Russian artist (1916–1983)

Maria Leonidovna Rudnitskaya (Мари́я Леони́довна Рудни́цкая; June 17, 1916 – January 1, 1983) was a Russian Soviet realist painter, graphic artist, and art teacher, who lived and worked in Leningrad. She was a member of the Leningrad Union of Artists, regarded as one of representatives of the Leningrad school of painting.

== Biography ==
Maria Leonidovna Rudnitskaya was born June 17, 1916, in the city of Ekaterinoslav, Ukraine, Russian Empire, in family of railway engineers. In the years 1916 to 1927, Maria, alongside her parents, lived in Siberia for the construction of the Trans-Siberian Railway.

In 1932, after graduating, Maria Rudnitskaya came to Leningrad.
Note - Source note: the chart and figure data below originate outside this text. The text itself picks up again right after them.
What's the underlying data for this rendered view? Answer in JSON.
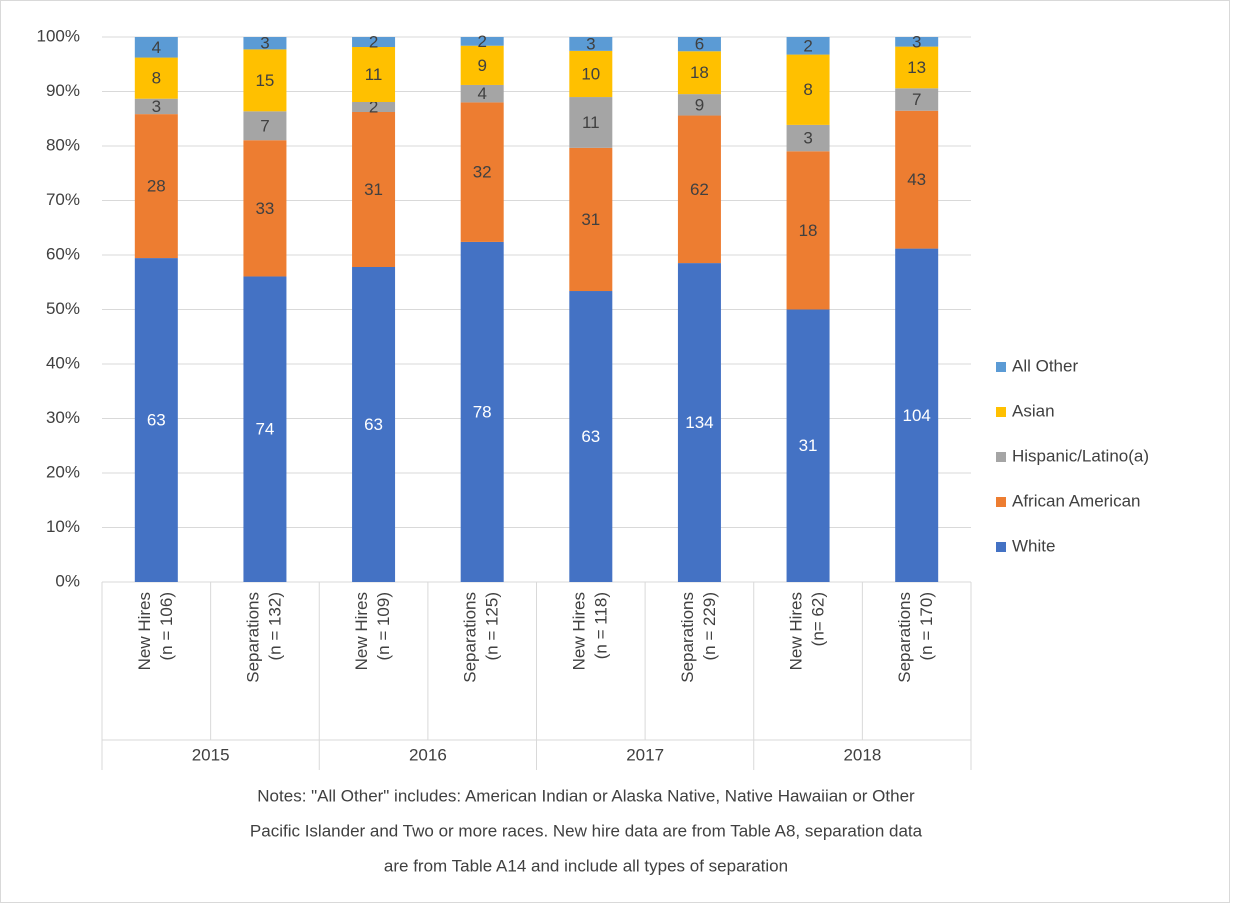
{
  "chart_data": {
    "type": "bar",
    "stacked": "percent",
    "groups": [
      {
        "name": "2015",
        "categories": [
          [
            "New Hires",
            "(n = 106)"
          ],
          [
            "Separations",
            "(n = 132)"
          ]
        ]
      },
      {
        "name": "2016",
        "categories": [
          [
            "New Hires",
            "(n = 109)"
          ],
          [
            "Separations",
            "(n = 125)"
          ]
        ]
      },
      {
        "name": "2017",
        "categories": [
          [
            "New Hires",
            "(n = 118)"
          ],
          [
            "Separations",
            "(n = 229)"
          ]
        ]
      },
      {
        "name": "2018",
        "categories": [
          [
            "New Hires",
            "(n= 62)"
          ],
          [
            "Separations",
            "(n = 170)"
          ]
        ]
      }
    ],
    "series": [
      {
        "name": "White",
        "color": "#4472c4",
        "label_color": "#ffffff",
        "values": [
          63,
          74,
          63,
          78,
          63,
          134,
          31,
          104
        ]
      },
      {
        "name": "African American",
        "color": "#ed7d31",
        "label_color": "#404040",
        "values": [
          28,
          33,
          31,
          32,
          31,
          62,
          18,
          43
        ]
      },
      {
        "name": "Hispanic/Latino(a)",
        "color": "#a5a5a5",
        "label_color": "#404040",
        "values": [
          3,
          7,
          2,
          4,
          11,
          9,
          3,
          7
        ]
      },
      {
        "name": "Asian",
        "color": "#ffc000",
        "label_color": "#404040",
        "values": [
          8,
          15,
          11,
          9,
          10,
          18,
          8,
          13
        ]
      },
      {
        "name": "All Other",
        "color": "#5b9bd5",
        "label_color": "#404040",
        "values": [
          4,
          3,
          2,
          2,
          3,
          6,
          2,
          3
        ]
      }
    ],
    "ylim": [
      0,
      100
    ],
    "yticks": [
      {
        "value": 0,
        "label": "0%"
      },
      {
        "value": 10,
        "label": "10%"
      },
      {
        "value": 20,
        "label": "20%"
      },
      {
        "value": 30,
        "label": "30%"
      },
      {
        "value": 40,
        "label": "40%"
      },
      {
        "value": 50,
        "label": "50%"
      },
      {
        "value": 60,
        "label": "60%"
      },
      {
        "value": 70,
        "label": "70%"
      },
      {
        "value": 80,
        "label": "80%"
      },
      {
        "value": 90,
        "label": "90%"
      },
      {
        "value": 100,
        "label": "100%"
      }
    ],
    "grid": true,
    "legend": "right",
    "notes": [
      "Notes: \"All Other\" includes: American Indian or Alaska Native, Native Hawaiian or Other",
      "Pacific Islander and Two or more races. New hire data are from Table A8, separation data",
      "are from Table A14 and include all types of separation"
    ]
  }
}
In 1935, Maria Rudnitskaya entered the Tavricheskaya Art School, where she studied with A. Gromov, S. Bootler, V. Levitsky, V. Oreshnikov, and M. Aslamazian.

In 1939, Maria Rudnitskaya graduated from Tavricheskaya Art School. In the same year, she entered the Department of Painting of the Leningrad Institute of Painting, Sculpture and Architecture, where she studied with Semion Abugov, Boris Fogel, Mikhail Bernshtein, and Igor Grabar.
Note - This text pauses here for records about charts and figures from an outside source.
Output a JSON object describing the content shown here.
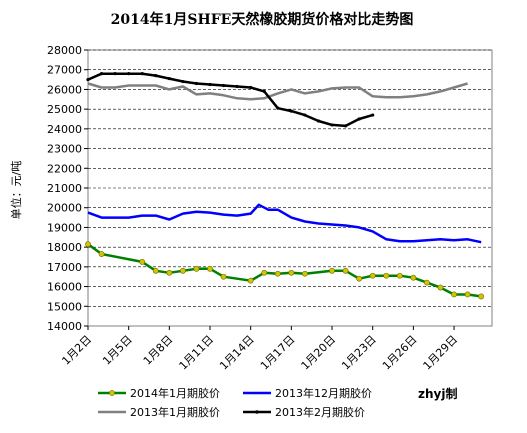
{
  "chart_data": {
    "type": "line",
    "title": "2014年1月SHFE天然橡胶期货价格对比走势图",
    "ylabel": "单位：元/吨",
    "xlabel": "",
    "ylim": [
      14000,
      28000
    ],
    "y_ticks": [
      14000,
      15000,
      16000,
      17000,
      18000,
      19000,
      20000,
      21000,
      22000,
      23000,
      24000,
      25000,
      26000,
      27000,
      28000
    ],
    "x_tick_labels": [
      "1月2日",
      "1月5日",
      "1月8日",
      "1月11日",
      "1月14日",
      "1月17日",
      "1月20日",
      "1月23日",
      "1月26日",
      "1月29日"
    ],
    "x_tick_days": [
      2,
      5,
      8,
      11,
      14,
      17,
      20,
      23,
      26,
      29
    ],
    "x_range_days": [
      2,
      31.8
    ],
    "grid": "horizontal dashed",
    "credit": "zhyj制",
    "series": [
      {
        "name": "2014年1月期胶价",
        "color": "#008000",
        "marker": "#d4c400",
        "x": [
          2,
          3,
          6,
          7,
          8,
          9,
          10,
          11,
          12,
          14,
          15,
          16,
          17,
          18,
          20,
          21,
          22,
          23,
          24,
          25,
          26,
          27,
          28,
          29,
          30,
          31
        ],
        "y": [
          18150,
          17650,
          17250,
          16800,
          16700,
          16800,
          16900,
          16900,
          16500,
          16300,
          16700,
          16650,
          16700,
          16650,
          16800,
          16800,
          16400,
          16550,
          16550,
          16550,
          16450,
          16200,
          15950,
          15600,
          15600,
          15500
        ]
      },
      {
        "name": "2013年12月期胶价",
        "color": "#0000ff",
        "x": [
          2,
          3,
          4,
          5,
          6,
          7,
          8,
          9,
          10,
          11,
          12,
          13,
          14,
          14.6,
          15.3,
          16,
          17,
          18,
          19,
          20,
          21,
          22,
          23,
          24,
          25,
          26,
          27,
          28,
          29,
          30,
          31
        ],
        "y": [
          19750,
          19500,
          19500,
          19500,
          19600,
          19600,
          19400,
          19700,
          19800,
          19750,
          19650,
          19600,
          19700,
          20150,
          19900,
          19900,
          19500,
          19300,
          19200,
          19150,
          19100,
          19000,
          18800,
          18400,
          18300,
          18300,
          18350,
          18400,
          18350,
          18400,
          18250
        ]
      },
      {
        "name": "2013年1月期胶价",
        "color": "#808080",
        "x": [
          2,
          3,
          4,
          5,
          6,
          7,
          8,
          9,
          10,
          11,
          12,
          13,
          14,
          15,
          16,
          17,
          18,
          19,
          20,
          21,
          22,
          23,
          24,
          25,
          26,
          27,
          28,
          29,
          30
        ],
        "y": [
          26300,
          26100,
          26100,
          26200,
          26200,
          26200,
          26000,
          26150,
          25750,
          25800,
          25700,
          25550,
          25500,
          25550,
          25800,
          26000,
          25800,
          25900,
          26050,
          26100,
          26100,
          25650,
          25600,
          25600,
          25650,
          25750,
          25900,
          26100,
          26300
        ]
      },
      {
        "name": "2013年2月期胶价",
        "color": "#000000",
        "x": [
          2,
          3,
          4,
          5,
          6,
          7,
          8,
          9,
          10,
          11,
          12,
          13,
          14,
          15,
          16,
          17,
          18,
          19,
          20,
          21,
          22,
          23
        ],
        "y": [
          26500,
          26800,
          26800,
          26800,
          26800,
          26700,
          26550,
          26400,
          26300,
          26250,
          26200,
          26150,
          26100,
          25900,
          25050,
          24900,
          24700,
          24400,
          24200,
          24150,
          24500,
          24700
        ]
      }
    ]
  }
}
In 1949, after a long break due to World War II, Maria Rudnitskaya graduated from the Leningrad Institute of Painting, Sculpture and Architecture after Ilya Repin in the studio of Victor Oreshnikov, together with Nikolai Babasuk, Rostislav Vovkushevsky, Ivan Godlevsky, Valery Pimenov, Victor Teterin, and other young artists. Her graduation work was a genre painting named "Motherhood".
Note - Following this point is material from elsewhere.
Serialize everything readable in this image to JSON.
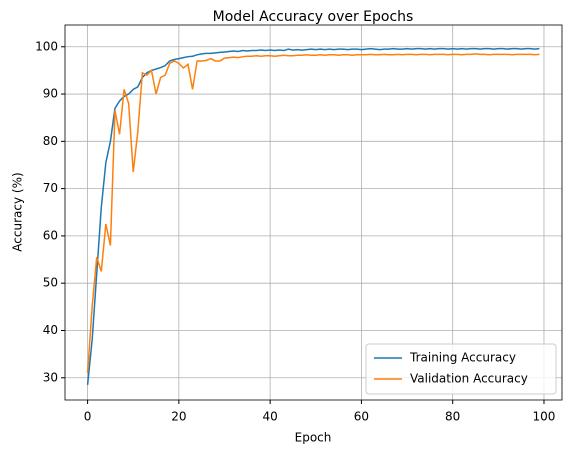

Since 1949, Maria Rudnitskaya participated in Art Exhibitions. She painted portraits, landscapes, still lives, genre paintings, and sketches done from nature. Maria Rudnitskaya tended to plein-air painting. She has successfully worked in the genre of children's portraits. Her portraits consist of inherent characteristics of precision, delicacy of tonal colouring, which matches her plein-air style. Upon his return to Leningrad, she taught first in the Secondary Art School, and later at the Department of General Painting of the Higher School of Industrial Art named after Vera Mukhina. Maria Rudnitskaya was a member of the Leningrad Union of Artists since 1949.

Maria Leonidovna Rudnitskaya died on January 1, 1983, in Leningrad at the sixty-seventh year of life. Her paintings reside in museums and private collections in England, France, Italy, in the U.S., Russia, and others.

== Bibliography ==
- Directory of Members of the Union of Artists of USSR. Volume 2.- Moscow: Soviet artist, 1979. - p. 287.
- Sergei V. Ivanov. Unknown Socialist Realism. The Leningrad School. - Saint Petersburg: NP-Print Edition, 2007. – pp. 135, 368, 388, 392-396, 407, 413, 415-417, 424. ISBN 5-901724-21-6, ISBN 978-5-901724-21-7.
- Anniversary Directory graduates of Saint Petersburg State Academic Institute of Painting, Sculpture, and Architecture named after Ilya Repin, Russian Academy of Arts. 1915 - 2005. - Saint Petersburg: Pervotsvet Publishing House, 2007. p. 61.